Nice pics. We live near Danville,Va. My bees were brining in the pollen last week now the snow!! This Sat. mid sixties.Hope the bees do ok. Best of luck. Jim


----------



## thomas (Apr 23, 2006)

*Great Pictures*

Howdy i live not to far from Danville i am in Buffalo Springs which is near Clarksville my bees was bringing in lots of pollen and they stopped taking in syrup as for brood they re rearing pretty good on the last warm day we had. I lost some brood which i had found on the front board but i am getting ready for the warm weather that is coming soon.

THOMAS


----------



## trumpet01 (May 5, 2008)

I was worried like you were about the temps. My bees were out this morning.All of the hives had activity.Looks like they made it ok. I use screen bottom boards and leave them uncovered. Jim


----------



## Ski (Jan 18, 2007)

*Looking good*

Thomas,
I am ready for the warm weather as well.

Trumpet01,
I have activity at all hives today as well. So I think they all made it.

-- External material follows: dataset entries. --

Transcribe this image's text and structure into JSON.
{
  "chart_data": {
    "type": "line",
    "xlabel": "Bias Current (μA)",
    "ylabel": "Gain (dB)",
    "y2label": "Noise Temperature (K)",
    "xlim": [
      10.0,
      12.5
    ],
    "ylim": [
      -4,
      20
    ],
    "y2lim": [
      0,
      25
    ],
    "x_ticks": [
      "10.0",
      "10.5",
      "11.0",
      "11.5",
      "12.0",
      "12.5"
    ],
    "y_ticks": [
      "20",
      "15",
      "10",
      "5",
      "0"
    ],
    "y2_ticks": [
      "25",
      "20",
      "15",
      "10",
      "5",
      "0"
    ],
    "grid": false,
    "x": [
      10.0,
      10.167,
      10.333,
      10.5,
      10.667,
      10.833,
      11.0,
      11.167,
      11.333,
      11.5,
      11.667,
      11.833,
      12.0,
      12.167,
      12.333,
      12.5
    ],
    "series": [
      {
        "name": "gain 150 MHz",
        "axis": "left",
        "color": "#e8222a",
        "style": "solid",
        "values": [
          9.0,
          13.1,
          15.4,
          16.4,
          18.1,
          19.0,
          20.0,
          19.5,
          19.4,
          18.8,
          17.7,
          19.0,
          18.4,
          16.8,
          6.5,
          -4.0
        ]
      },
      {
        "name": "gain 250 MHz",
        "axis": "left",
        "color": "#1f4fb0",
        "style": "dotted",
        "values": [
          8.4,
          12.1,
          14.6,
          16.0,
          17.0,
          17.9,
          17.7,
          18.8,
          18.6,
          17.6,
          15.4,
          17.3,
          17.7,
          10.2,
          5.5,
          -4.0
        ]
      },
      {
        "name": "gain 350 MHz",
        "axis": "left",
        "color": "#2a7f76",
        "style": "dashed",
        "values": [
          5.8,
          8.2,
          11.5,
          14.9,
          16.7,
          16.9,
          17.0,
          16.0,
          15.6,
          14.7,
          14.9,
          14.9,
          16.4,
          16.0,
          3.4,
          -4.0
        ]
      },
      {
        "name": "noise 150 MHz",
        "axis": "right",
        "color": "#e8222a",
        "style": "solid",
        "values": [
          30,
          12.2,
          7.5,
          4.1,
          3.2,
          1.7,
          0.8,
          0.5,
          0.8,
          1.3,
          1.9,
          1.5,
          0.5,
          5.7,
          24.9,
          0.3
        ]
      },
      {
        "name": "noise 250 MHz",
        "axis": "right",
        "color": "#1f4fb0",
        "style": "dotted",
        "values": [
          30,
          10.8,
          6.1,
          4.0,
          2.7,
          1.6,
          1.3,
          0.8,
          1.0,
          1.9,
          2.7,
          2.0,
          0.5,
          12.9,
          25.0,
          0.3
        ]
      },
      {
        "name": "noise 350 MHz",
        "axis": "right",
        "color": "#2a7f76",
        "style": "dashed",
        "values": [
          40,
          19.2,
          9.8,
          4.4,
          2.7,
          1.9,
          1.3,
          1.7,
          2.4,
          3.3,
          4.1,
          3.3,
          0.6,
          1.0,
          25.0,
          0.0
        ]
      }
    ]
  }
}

Its in the mid 50's, so I am going to check on the pollen patties and give them some nice warm syrup. I hope to do a better check over the weekend since it is supposed to be in the 70's. I also use screen bottom boards and leave them open year round except for mite counts.


----------



## trumpet01 (May 5, 2008)

Just to let you know,Dadant has moved from Lynchburg to Danville.Twenty min.from me.Probably not too far for you either. Jim


----------



## Ski (Jan 18, 2007)

trumpet01,
That is great, would that be the chatham branch 20 minutes north of Danville? I have to use a lot of constraint when I get around bee suppliers glad I don't have one 20 minutes from me lol. Just checked Mapquest and that is only 67 miles right up 29, that would sure be an easy drive. Thanks for pointing that out.

That last cold snap got one of my 6 hives, 4 seem to be doing well and one has a virgin queen.


----------